Lady Macbeth from Zen Zen Zo Macbeth © S. Woods 1996

Dear Reader

Although I had done theatre before, beginning in 1986 with my own dance production, and several shows and a multi-nation tour with Wildfire World Theatre in the early 1990s, Macbeth was the piece that made me a believer in the power of music and sound in drama. My first collaborative piece with Zen Zen Zo was created long distance, mostly through written communication by fax. I had not met any of the company and had no idea about their style or their personalities. Their communication about what they were doing was very detailed and explicit – although even with this, there were some misunderstandings.
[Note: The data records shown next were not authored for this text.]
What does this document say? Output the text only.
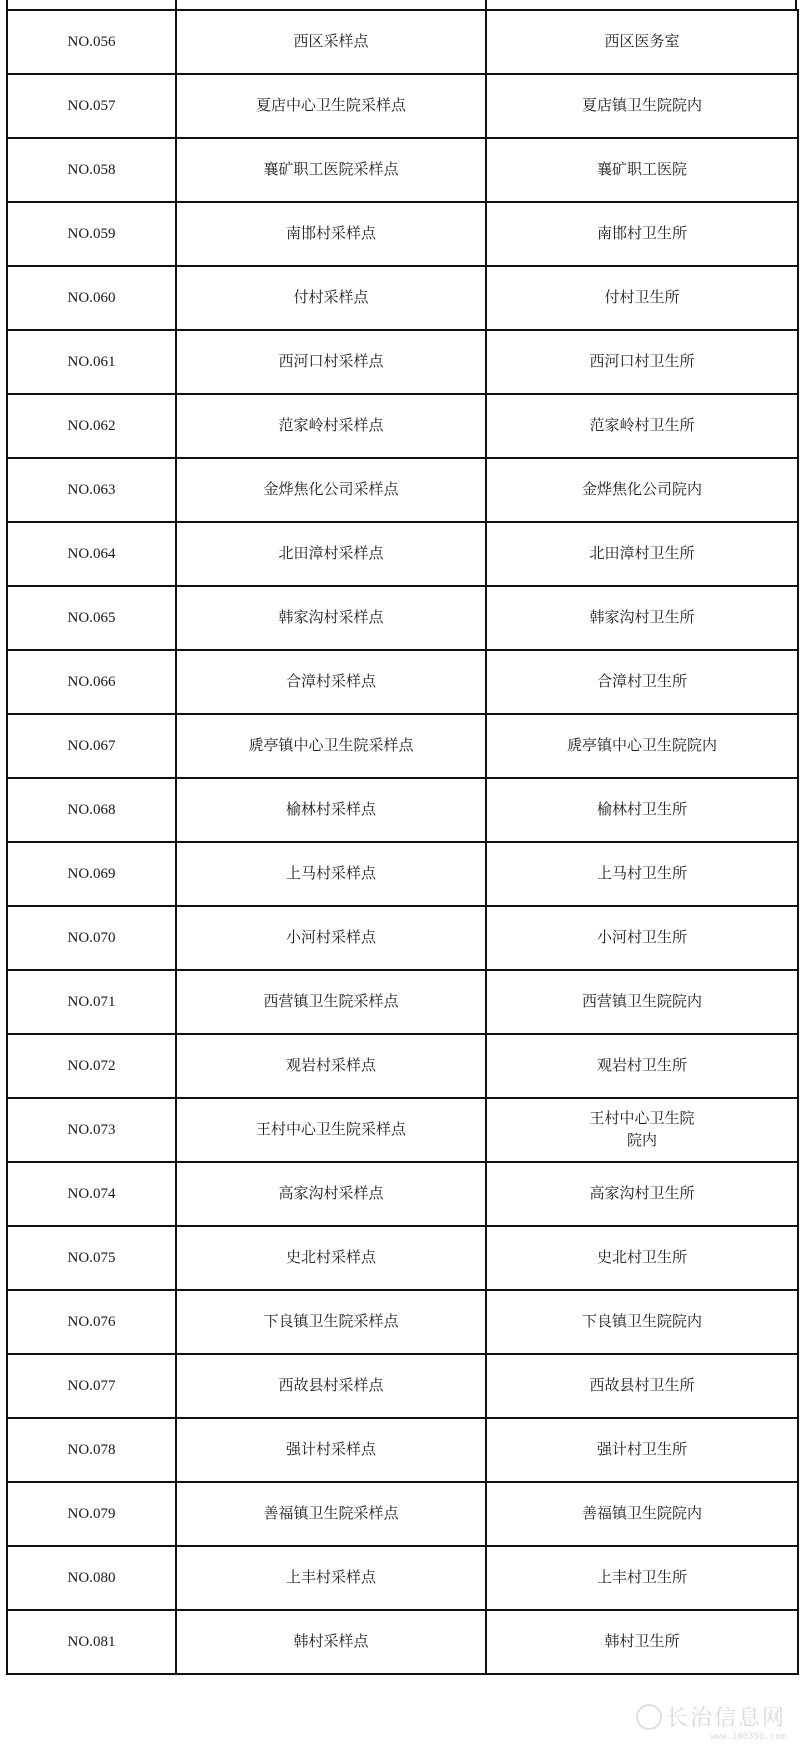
NO.056	西区采样点	西区医务室
NO.057	夏店中心卫生院采样点	夏店镇卫生院院内
NO.058	襄矿职工医院采样点	襄矿职工医院
NO.059	南邯村采样点	南邯村卫生所
NO.060	付村采样点	付村卫生所
NO.061	西河口村采样点	西河口村卫生所
NO.062	范家岭村采样点	范家岭村卫生所
NO.063	金烨焦化公司采样点	金烨焦化公司院内
NO.064	北田漳村采样点	北田漳村卫生所
NO.065	韩家沟村采样点	韩家沟村卫生所
NO.066	合漳村采样点	合漳村卫生所
NO.067	虒亭镇中心卫生院采样点	虒亭镇中心卫生院院内
NO.068	榆林村采样点	榆林村卫生所
NO.069	上马村采样点	上马村卫生所
NO.070	小河村采样点	小河村卫生所
NO.071	西营镇卫生院采样点	西营镇卫生院院内
NO.072	观岩村采样点	观岩村卫生所
NO.073	王村中心卫生院采样点	王村中心卫生院
院内
NO.074	高家沟村采样点	高家沟村卫生所
NO.075	史北村采样点	史北村卫生所
NO.076	下良镇卫生院采样点	下良镇卫生院院内
NO.077	西故县村采样点	西故县村卫生所
NO.078	强计村采样点	强计村卫生所
NO.079	善福镇卫生院采样点	善福镇卫生院院内
NO.080	上丰村采样点	上丰村卫生所
NO.081	韩村采样点	韩村卫生所
长治信息网
www.180350.com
This was some time ago, 1995, before effective email, Skype and internet chat where available in the regional town of Toowoomba. The fax machine was the quickest way to communicate in writing, but the music I wrote was still sent to Kyoto by mail on cassette tapes. They sent me a fax with a section of script and details of the treatment. The production was bilingual, Macbeth himself a well known Japanese actor who spoke no English, Lady Macbeth spoke no Japanese. The witches, the Weird Sisters, had an extended role, voicing the darkest thoughts and suggestions of various characters in both languages. The story was told through the combination of text, dance, mime, sweat, mud. And music.
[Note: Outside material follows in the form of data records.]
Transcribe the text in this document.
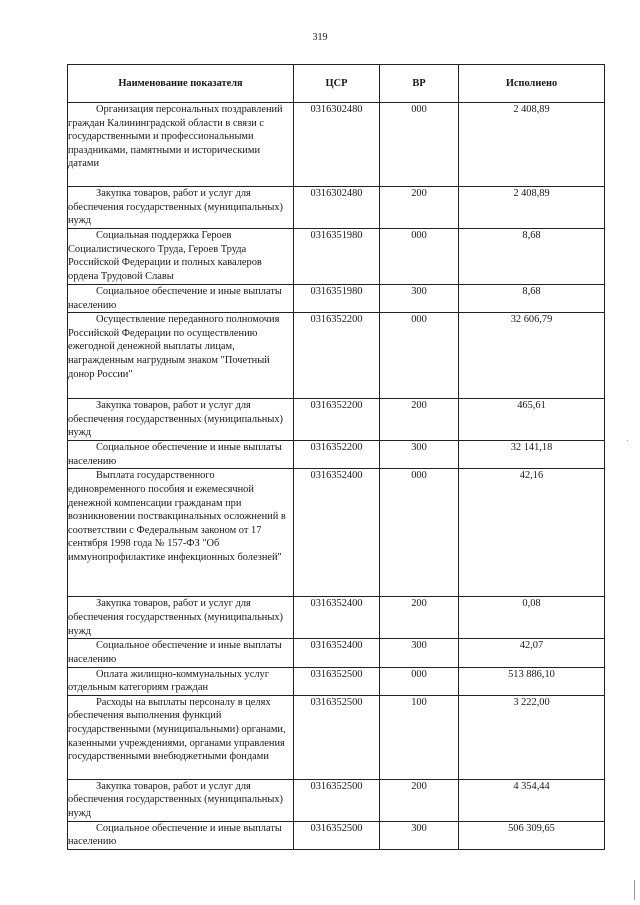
319
Наименование показателя	ЦСР	ВР	Исполнено
Организация персональных поздравлений граждан Калининградской области в связи с государственными и профессиональными праздниками, памятными и историческими датами	0316302480	000	2 408,89
Закупка товаров, работ и услуг для обеспечения государственных (муниципальных) нужд	0316302480	200	2 408,89
Социальная поддержка Героев Социалистического Труда, Героев Труда Российской Федерации и полных кавалеров ордена Трудовой Славы	0316351980	000	8,68
Социальное обеспечение и иные выплаты населению	0316351980	300	8,68
Осуществление переданного полномочия Российской Федерации по осуществлению ежегодной денежной выплаты лицам, награжденным нагрудным знаком "Почетный донор России"	0316352200	000	32 606,79
Закупка товаров, работ и услуг для обеспечения государственных (муниципальных) нужд	0316352200	200	465,61
Социальное обеспечение и иные выплаты населению	0316352200	300	32 141,18
Выплата государственного единовременного пособия и ежемесячной денежной компенсации гражданам при возникновении поствакцинальных осложнений в соответствии с Федеральным законом от 17 сентября 1998 года № 157-ФЗ "Об иммунопрофилактике инфекционных болезней"	0316352400	000	42,16
Закупка товаров, работ и услуг для обеспечения государственных (муниципальных) нужд	0316352400	200	0,08
Социальное обеспечение и иные выплаты населению	0316352400	300	42,07
Оплата жилищно-коммунальных услуг отдельным категориям граждан	0316352500	000	513 886,10
Расходы на выплаты персоналу в целях обеспечения выполнения функций государственными (муниципальными) органами, казенными учреждениями, органами управления государственными внебюджетными фондами	0316352500	100	3 222,00
Закупка товаров, работ и услуг для обеспечения государственных (муниципальных) нужд	0316352500	200	4 354,44
Социальное обеспечение и иные выплаты населению	0316352500	300	506 309,65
Instructions from directors Lynne Bradley and Simon Woods would include a diagram of the space and the movement, times to speak lines and monologues, beats and rough tempos for dance sections, and clear instructions about the intention of each character towards each other and the way the audience should be led, both intellectually and emotionally. I wish I had those notes now – it was the most extraordinary analysis of the “Scottish play” with their own rather special take on the relevance of Shakespeare to today’s audiences. I knew exactly what I wanted my audience to feel too, and I felt it as I worked on the music.

What I loved about the fax machine was the clarity of expression. Everything was there, I didn’t need to interpret what was being said. I guess because I didn’t know them, I didn’t try to read between the lines, and because they didn’t know me, the writers were very careful not to leave anything too open. There were a couple of times I missed it though.

Simon had asked for a piece for the Lady Macbeth monologue “out damned spot”. He indicated that the famous lines would be interspersed with particular movement. He needed a piece with music, then silence “so we can hear the text”. So I gave them a piece with gaps, and sent in by mail. A week later I received a fax. “Thanks for Lady M. We like it but we cut the text.” From this I assumed that they had decided to simply leave that scene out.

When I finally got to Kyoto and saw how my music was affecting the cast, I had found myself a new obsession. The “spot” scene was still in, but the text was gone. Lady Macbeth suffered her madness in the silences. The music did its job, and the audience suffered with her.